Description of diagnosis categories

  • Melanoma (MEL): Melanoma is a malignant neoplasm derived from melanocytes that may appear in different variants. Melanomas can be invasive or non-invasive (in situ). We included all common variants of melanoma, such as melanoma in situ, superficial spreading melanoma, nodular melanoma, lentigo malignant melanoma, acral lentiginous melanoma and mucosal melanoma.

  • Nevus (NV): Melanocytic nevi are benign neoplasms of melanocytes and appear in many variants. The variants may differ significantly from a dermatoscopic point of view. However, in contrast to melanoma, they are usually symmetric with regard to the distribution of colour and structure in typical nevi and more irregular in atypical nevi.

  • Basal cell carcinoma (BCC): Basal cell carcinoma is a common variant of epithelial skin cancer that rarely metastasizes but grows destructively if untreated. It appears in different morphologic variants (flat, nodular, pigmented, cystic, infiltrative, morpheiform, etc).

  • Squamous carcinoma (SCC): It develops in the squamous cells that make up the middle and outer layers of the skin. Squamous cell carcinoma of the skin is usually not life-threatening, though it can be aggressive. Untreated, squamous cell carcinoma of the skin can grow large or spread to other body parts, causing severe complications.

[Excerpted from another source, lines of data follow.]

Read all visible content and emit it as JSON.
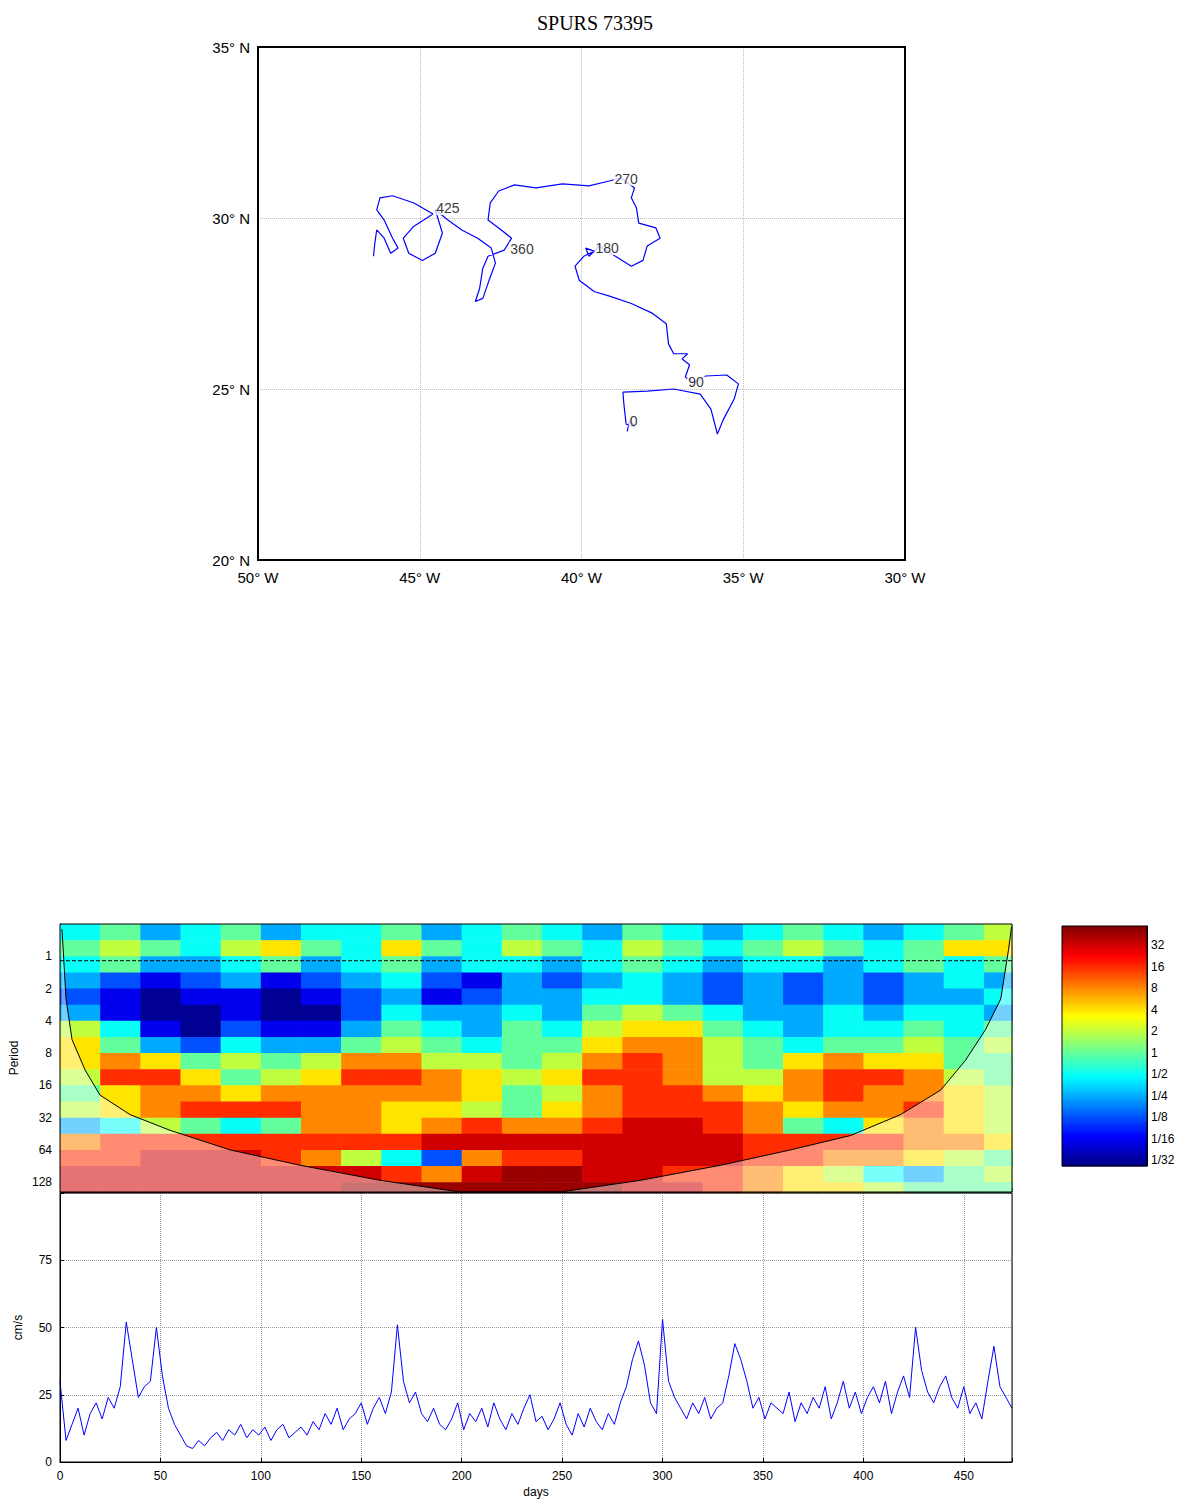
{
  "chart_data": [
    {
      "type": "line",
      "title": "SPURS 73395",
      "xlim": [
        -50,
        -30
      ],
      "xticks": [
        {
          "value": -50,
          "label": "50° W"
        },
        {
          "value": -45,
          "label": "45° W"
        },
        {
          "value": -40,
          "label": "40° W"
        },
        {
          "value": -35,
          "label": "35° W"
        },
        {
          "value": -30,
          "label": "30° W"
        }
      ],
      "ylim": [
        20,
        35
      ],
      "yticks": [
        {
          "value": 20,
          "label": "20° N"
        },
        {
          "value": 25,
          "label": "25° N"
        },
        {
          "value": 30,
          "label": "30° N"
        },
        {
          "value": 35,
          "label": "35° N"
        }
      ],
      "grid": true,
      "color": "#0000ff",
      "x": [
        -38.59,
        -38.49,
        -38.36,
        -38.62,
        -38.69,
        -38.72,
        -37.97,
        -37.15,
        -36.33,
        -36.0,
        -35.8,
        -35.61,
        -35.28,
        -35.15,
        -35.51,
        -36.16,
        -36.52,
        -36.79,
        -36.66,
        -36.89,
        -36.72,
        -37.15,
        -37.31,
        -37.38,
        -37.8,
        -38.46,
        -39.11,
        -39.61,
        -40.07,
        -40.2,
        -39.93,
        -39.61,
        -39.87,
        -39.77,
        -39.44,
        -38.95,
        -38.46,
        -38.1,
        -37.97,
        -37.57,
        -37.7,
        -38.23,
        -38.3,
        -38.46,
        -38.36,
        -38.79,
        -39.11,
        -39.77,
        -40.59,
        -41.41,
        -42.07,
        -42.56,
        -42.82,
        -42.89,
        -42.56,
        -42.16,
        -42.39,
        -42.89,
        -43.05,
        -43.15,
        -43.28,
        -43.05,
        -42.89,
        -42.66,
        -42.79,
        -43.21,
        -43.7,
        -44.13,
        -44.52,
        -44.3,
        -44.52,
        -44.92,
        -45.34,
        -45.51,
        -45.18,
        -44.59,
        -45.18,
        -45.84,
        -46.23,
        -46.33,
        -46.1,
        -45.84,
        -45.67,
        -45.9,
        -46.1,
        -46.33,
        -46.39,
        -46.43
      ],
      "values": [
        23.76,
        24.12,
        23.88,
        23.97,
        24.56,
        24.91,
        24.94,
        25.0,
        24.85,
        24.41,
        23.68,
        24.12,
        24.71,
        25.15,
        25.41,
        25.38,
        25.18,
        25.35,
        25.71,
        25.88,
        26.03,
        26.03,
        26.32,
        26.91,
        27.21,
        27.5,
        27.71,
        27.85,
        28.18,
        28.59,
        28.88,
        29.03,
        29.12,
        28.88,
        29.18,
        28.88,
        28.59,
        28.76,
        29.18,
        29.41,
        29.71,
        29.85,
        30.29,
        30.59,
        30.88,
        31.18,
        31.09,
        30.94,
        31.0,
        30.88,
        30.97,
        30.79,
        30.44,
        29.94,
        29.71,
        29.41,
        29.06,
        28.88,
        28.53,
        27.94,
        27.56,
        27.65,
        28.09,
        28.68,
        29.12,
        29.41,
        29.65,
        29.94,
        30.24,
        29.56,
        28.97,
        28.76,
        28.97,
        29.41,
        29.76,
        30.12,
        30.44,
        30.65,
        30.59,
        30.24,
        29.94,
        29.41,
        29.12,
        28.97,
        29.41,
        29.65,
        29.26,
        28.88
      ],
      "annotations": [
        {
          "text": "0",
          "x": -38.39,
          "y": 24.06
        },
        {
          "text": "90",
          "x": -36.46,
          "y": 25.21
        },
        {
          "text": "180",
          "x": -39.21,
          "y": 29.12
        },
        {
          "text": "270",
          "x": -38.62,
          "y": 31.15
        },
        {
          "text": "360",
          "x": -41.84,
          "y": 29.09
        },
        {
          "text": "425",
          "x": -44.13,
          "y": 30.29
        }
      ]
    },
    {
      "type": "heatmap",
      "ylabel": "Period",
      "xlim": [
        0,
        474
      ],
      "xticks": [
        0,
        50,
        100,
        150,
        200,
        250,
        300,
        350,
        400,
        450
      ],
      "ylim": [
        0.5,
        158
      ],
      "yticks": [
        1,
        2,
        4,
        8,
        16,
        32,
        64,
        128
      ],
      "log": "y",
      "grid": true,
      "tick_labels": "y",
      "x_edges": [
        0,
        20,
        40,
        60,
        80,
        100,
        120,
        140,
        160,
        180,
        200,
        220,
        240,
        260,
        280,
        300,
        320,
        340,
        360,
        380,
        400,
        420,
        440,
        460,
        474
      ],
      "y_edges": [
        0.5,
        0.707,
        1,
        1.414,
        2,
        2.83,
        4,
        5.66,
        8,
        11.3,
        16,
        22.6,
        32,
        45.3,
        64,
        90.5,
        128,
        158
      ],
      "power": [
        [
          0.5,
          1,
          0.25,
          0.5,
          1,
          0.25,
          0.5,
          0.5,
          1,
          0.25,
          0.5,
          1,
          0.5,
          0.25,
          1,
          0.5,
          0.25,
          0.5,
          1,
          0.5,
          0.25,
          0.5,
          1,
          2
        ],
        [
          1,
          2,
          1,
          0.5,
          2,
          4,
          1,
          0.5,
          4,
          1,
          0.5,
          2,
          1,
          0.5,
          2,
          1,
          0.5,
          1,
          2,
          1,
          0.5,
          1,
          4,
          4
        ],
        [
          0.5,
          1,
          0.25,
          0.25,
          0.5,
          1,
          0.25,
          0.5,
          1,
          0.25,
          0.5,
          0.5,
          0.25,
          0.5,
          1,
          0.5,
          0.25,
          0.5,
          0.5,
          0.25,
          0.5,
          1,
          0.5,
          1
        ],
        [
          0.25,
          0.125,
          0.06,
          0.125,
          0.25,
          0.06,
          0.125,
          0.25,
          0.5,
          0.125,
          0.06,
          0.25,
          0.125,
          0.25,
          0.5,
          0.25,
          0.125,
          0.25,
          0.125,
          0.25,
          0.125,
          0.25,
          0.5,
          0.25
        ],
        [
          0.125,
          0.06,
          0.03,
          0.06,
          0.06,
          0.03,
          0.06,
          0.125,
          0.25,
          0.06,
          0.125,
          0.25,
          0.25,
          0.5,
          0.5,
          0.25,
          0.125,
          0.25,
          0.125,
          0.25,
          0.125,
          0.25,
          0.25,
          0.5
        ],
        [
          0.25,
          0.06,
          0.03,
          0.03,
          0.06,
          0.03,
          0.03,
          0.125,
          0.5,
          0.25,
          0.25,
          0.5,
          0.25,
          1,
          2,
          1,
          0.5,
          0.25,
          0.25,
          0.5,
          0.25,
          0.5,
          0.5,
          0.25
        ],
        [
          2,
          0.5,
          0.06,
          0.03,
          0.125,
          0.06,
          0.06,
          0.25,
          1,
          0.5,
          0.25,
          1,
          0.5,
          2,
          4,
          4,
          1,
          0.5,
          0.25,
          0.5,
          0.5,
          1,
          0.5,
          1
        ],
        [
          4,
          1,
          0.25,
          0.125,
          0.5,
          0.25,
          0.25,
          1,
          2,
          1,
          0.5,
          1,
          1,
          4,
          8,
          8,
          2,
          1,
          0.5,
          1,
          1,
          2,
          1,
          2
        ],
        [
          4,
          8,
          4,
          1,
          2,
          1,
          2,
          8,
          8,
          2,
          2,
          1,
          2,
          8,
          16,
          8,
          2,
          1,
          4,
          8,
          4,
          4,
          1,
          1
        ],
        [
          2,
          16,
          16,
          4,
          1,
          2,
          4,
          16,
          16,
          8,
          4,
          2,
          4,
          16,
          16,
          8,
          2,
          2,
          8,
          16,
          16,
          8,
          2,
          1
        ],
        [
          1,
          4,
          8,
          8,
          4,
          8,
          8,
          8,
          8,
          8,
          4,
          1,
          2,
          8,
          16,
          16,
          8,
          4,
          8,
          16,
          8,
          8,
          4,
          2
        ],
        [
          2,
          4,
          8,
          16,
          16,
          16,
          8,
          8,
          4,
          4,
          2,
          1,
          4,
          8,
          16,
          16,
          16,
          8,
          4,
          8,
          8,
          16,
          4,
          2
        ],
        [
          0.25,
          0.5,
          2,
          1,
          0.5,
          1,
          8,
          8,
          4,
          8,
          16,
          8,
          8,
          16,
          32,
          32,
          16,
          8,
          1,
          0.5,
          4,
          8,
          4,
          2
        ],
        [
          8,
          16,
          16,
          16,
          16,
          16,
          16,
          16,
          16,
          32,
          32,
          32,
          32,
          32,
          32,
          32,
          32,
          16,
          16,
          16,
          16,
          8,
          8,
          4
        ],
        [
          16,
          16,
          32,
          32,
          32,
          16,
          8,
          2,
          0.5,
          0.125,
          8,
          16,
          16,
          32,
          32,
          32,
          32,
          16,
          16,
          8,
          8,
          4,
          2,
          1
        ],
        [
          32,
          32,
          32,
          32,
          32,
          32,
          32,
          32,
          16,
          8,
          32,
          48,
          48,
          32,
          32,
          16,
          16,
          8,
          4,
          2,
          0.5,
          0.25,
          1,
          2
        ],
        [
          32,
          32,
          32,
          32,
          32,
          32,
          32,
          48,
          48,
          48,
          48,
          48,
          48,
          48,
          32,
          32,
          16,
          8,
          4,
          4,
          2,
          1,
          1,
          1
        ]
      ],
      "colorbar": {
        "range": [
          0.026,
          59
        ],
        "log": true,
        "ticks": [
          32,
          16,
          8,
          4,
          2,
          1,
          {
            "value": 0.5,
            "label": "1/2"
          },
          {
            "value": 0.25,
            "label": "1/4"
          },
          {
            "value": 0.125,
            "label": "1/8"
          },
          {
            "value": 0.0625,
            "label": "1/16"
          },
          {
            "value": 0.03125,
            "label": "1/32"
          }
        ]
      },
      "coi": {
        "x": [
          1.0,
          3.0,
          6.0,
          12.5,
          19.9,
          34.9,
          54.8,
          84.7,
          119.6,
          159.4,
          199.3,
          249.1,
          289.0,
          328.8,
          363.7,
          393.6,
          418.5,
          438.5,
          450.9,
          460.9,
          468.4,
          472.3,
          473.8
        ],
        "values": [
          0.56,
          2.5,
          6.0,
          11.5,
          19.7,
          30,
          42,
          64,
          89,
          123,
          158,
          158,
          123,
          89,
          64,
          47,
          30,
          17.7,
          9.3,
          4.8,
          2.5,
          0.86,
          0.53
        ]
      },
      "dashed_line_period": 1.1
    },
    {
      "type": "line",
      "xlabel": "days",
      "ylabel": "cm/s",
      "xlim": [
        0,
        474
      ],
      "xticks": [
        0,
        50,
        100,
        150,
        200,
        250,
        300,
        350,
        400,
        450
      ],
      "ylim": [
        0,
        100
      ],
      "yticks": [
        0,
        25,
        50,
        75
      ],
      "grid": true,
      "color": "#0000ff",
      "x": [
        0,
        3,
        6,
        9,
        12,
        15,
        18,
        21,
        24,
        27,
        30,
        33,
        36,
        39,
        42,
        45,
        48,
        51,
        54,
        57,
        60,
        63,
        66,
        69,
        72,
        75,
        78,
        81,
        84,
        87,
        90,
        93,
        96,
        99,
        102,
        105,
        108,
        111,
        114,
        117,
        120,
        123,
        126,
        129,
        132,
        135,
        138,
        141,
        144,
        147,
        150,
        153,
        156,
        159,
        162,
        165,
        168,
        171,
        174,
        177,
        180,
        183,
        186,
        189,
        192,
        195,
        198,
        201,
        204,
        207,
        210,
        213,
        216,
        219,
        222,
        225,
        228,
        231,
        234,
        237,
        240,
        243,
        246,
        249,
        252,
        255,
        258,
        261,
        264,
        267,
        270,
        273,
        276,
        279,
        282,
        285,
        288,
        291,
        294,
        297,
        300,
        303,
        306,
        309,
        312,
        315,
        318,
        321,
        324,
        327,
        330,
        333,
        336,
        339,
        342,
        345,
        348,
        351,
        354,
        357,
        360,
        363,
        366,
        369,
        372,
        375,
        378,
        381,
        384,
        387,
        390,
        393,
        396,
        399,
        402,
        405,
        408,
        411,
        414,
        417,
        420,
        423,
        426,
        429,
        432,
        435,
        438,
        441,
        444,
        447,
        450,
        453,
        456,
        459,
        462,
        465,
        468,
        471,
        474
      ],
      "values": [
        30,
        8,
        14,
        20,
        10,
        18,
        22,
        16,
        24,
        20,
        28,
        52,
        38,
        24,
        28,
        30,
        50,
        32,
        20,
        14,
        10,
        6,
        5,
        8,
        6,
        9,
        11,
        8,
        12,
        10,
        14,
        9,
        12,
        10,
        13,
        8,
        12,
        14,
        9,
        11,
        13,
        10,
        15,
        12,
        18,
        14,
        20,
        12,
        16,
        18,
        22,
        14,
        20,
        24,
        18,
        26,
        51,
        30,
        22,
        26,
        18,
        15,
        20,
        14,
        12,
        16,
        22,
        12,
        18,
        15,
        20,
        13,
        22,
        16,
        12,
        18,
        14,
        20,
        25,
        15,
        17,
        12,
        16,
        22,
        14,
        10,
        18,
        13,
        20,
        15,
        12,
        18,
        14,
        22,
        28,
        38,
        45,
        36,
        22,
        18,
        53,
        30,
        24,
        20,
        16,
        22,
        18,
        24,
        16,
        20,
        22,
        32,
        44,
        38,
        30,
        20,
        24,
        16,
        22,
        20,
        18,
        26,
        15,
        22,
        18,
        24,
        20,
        28,
        16,
        22,
        30,
        20,
        26,
        18,
        24,
        28,
        22,
        30,
        18,
        26,
        32,
        24,
        50,
        34,
        26,
        22,
        28,
        32,
        24,
        20,
        28,
        18,
        22,
        16,
        30,
        43,
        28,
        24,
        20
      ]
    }
  ]
}
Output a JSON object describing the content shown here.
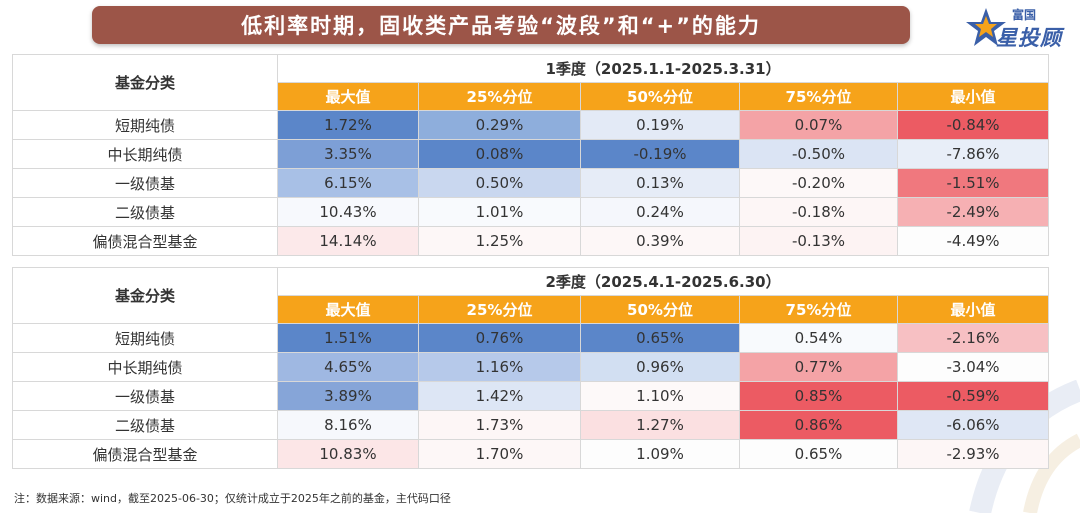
{
  "title": "低利率时期，固收类产品考验“波段”和“+”的能力",
  "logo": {
    "top_text": "富国",
    "main_text": "星投顾"
  },
  "columns": [
    "最大值",
    "25%分位",
    "50%分位",
    "75%分位",
    "最小值"
  ],
  "category_header": "基金分类",
  "tables": [
    {
      "period": "1季度（2025.1.1-2025.3.31）",
      "rows": [
        {
          "label": "短期纯债",
          "values": [
            "1.72%",
            "0.29%",
            "0.19%",
            "0.07%",
            "-0.84%"
          ],
          "colors": [
            "#5b86c9",
            "#8eaedc",
            "#e3eaf6",
            "#f4a3a6",
            "#ec5b63"
          ]
        },
        {
          "label": "中长期纯债",
          "values": [
            "3.35%",
            "0.08%",
            "-0.19%",
            "-0.50%",
            "-7.86%"
          ],
          "colors": [
            "#7d9fd6",
            "#5b86c9",
            "#5b86c9",
            "#dbe4f4",
            "#e8eef8"
          ]
        },
        {
          "label": "一级债基",
          "values": [
            "6.15%",
            "0.50%",
            "0.13%",
            "-0.20%",
            "-1.51%"
          ],
          "colors": [
            "#a8c0e6",
            "#c9d7ef",
            "#e6ecf7",
            "#fdf8f8",
            "#f0787e"
          ]
        },
        {
          "label": "二级债基",
          "values": [
            "10.43%",
            "1.01%",
            "0.24%",
            "-0.18%",
            "-2.49%"
          ],
          "colors": [
            "#f7f9fd",
            "#f8fafd",
            "#f5f7fc",
            "#fdf6f6",
            "#f6b0b3"
          ]
        },
        {
          "label": "偏债混合型基金",
          "values": [
            "14.14%",
            "1.25%",
            "0.39%",
            "-0.13%",
            "-4.49%"
          ],
          "colors": [
            "#fce9ea",
            "#fdf7f7",
            "#fdf7f7",
            "#fdf3f3",
            "#fdfdfd"
          ]
        }
      ]
    },
    {
      "period": "2季度（2025.4.1-2025.6.30）",
      "rows": [
        {
          "label": "短期纯债",
          "values": [
            "1.51%",
            "0.76%",
            "0.65%",
            "0.54%",
            "-2.16%"
          ],
          "colors": [
            "#5b86c9",
            "#5b86c9",
            "#5b86c9",
            "#f8fafd",
            "#f7c0c3"
          ]
        },
        {
          "label": "中长期纯债",
          "values": [
            "4.65%",
            "1.16%",
            "0.96%",
            "0.77%",
            "-3.04%"
          ],
          "colors": [
            "#9fb8e2",
            "#b6c9ea",
            "#d2dff2",
            "#f4a3a6",
            "#fdfdfd"
          ]
        },
        {
          "label": "一级债基",
          "values": [
            "3.89%",
            "1.42%",
            "1.10%",
            "0.85%",
            "-0.59%"
          ],
          "colors": [
            "#86a5d8",
            "#dde6f5",
            "#fdf9f9",
            "#ec5b63",
            "#ec5b63"
          ]
        },
        {
          "label": "二级债基",
          "values": [
            "8.16%",
            "1.73%",
            "1.27%",
            "0.86%",
            "-6.06%"
          ],
          "colors": [
            "#f6f8fc",
            "#fdf6f6",
            "#fbe0e1",
            "#ec5b63",
            "#dfe7f5"
          ]
        },
        {
          "label": "偏债混合型基金",
          "values": [
            "10.83%",
            "1.70%",
            "1.09%",
            "0.65%",
            "-2.93%"
          ],
          "colors": [
            "#fce6e7",
            "#fdf7f7",
            "#fdfdfd",
            "#fdfdfd",
            "#fdf6f6"
          ]
        }
      ]
    }
  ],
  "note": "注：数据来源：wind，截至2025-06-30；仅统计成立于2025年之前的基金，主代码口径"
}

  • Dermatofibroma (DF): Dermatofibroma is a benign skin lesion regarded as either a benign proliferation or an inflammatory reaction to minimal trauma. The most common dermatoscopic visual clue are reticular lines at the periphery with a central white patch denoting fibrosis.

  • Benign Keratosis (BKL): “Benign keratosis” is a generic class that includes seborrheic keratoses (“senile wart”), solar lentigo - which can be regarded as a flat variant of seborrheic keratosis - and lichen-planus like keratoses, which corresponds to a seborrheic keratosis or a solar lentigo with inflammation and regression. The three subgroups may look different dermatoscopically, but we grouped them because they are similar biologically and often reported histopathologically under the same generic term. From a dermatoscopic view, lichen planus-like keratoses are especially challenging because they can show morphologic features mimicking melanoma and are often biopsied or excised for diagnostic reasons. In addition, the dermatoscopic appearance of seborrheic keratoses varies according to anatomic site and type.

  • Actinic keratosis (AK): is a rough, scaly patch on the skin that develops from years of sun exposure. It’s often found on sun-exposed areas such as the face, lips, ears, forearms, scalp, neck, or back of the hands. Left untreated, the risk of actinic keratoses turning into a type of skin cancer called squamous cell carcinoma is about 5% to 10%.

  • Vascular (VASC): cutaneous vascular lesions are benign lesions which may mimic malignant skin tumours. Several vascular diseases are included in this class, such as capillary angioma, hemangioma, pyogenic granuloma, cavernous angioma, venous angioma, verrucous angioma, lobed angioma, dermal angioma, thrombosed angioma, venous lake, haemorrhoid, ectatic vascular structure, or thrombosed vascular structure.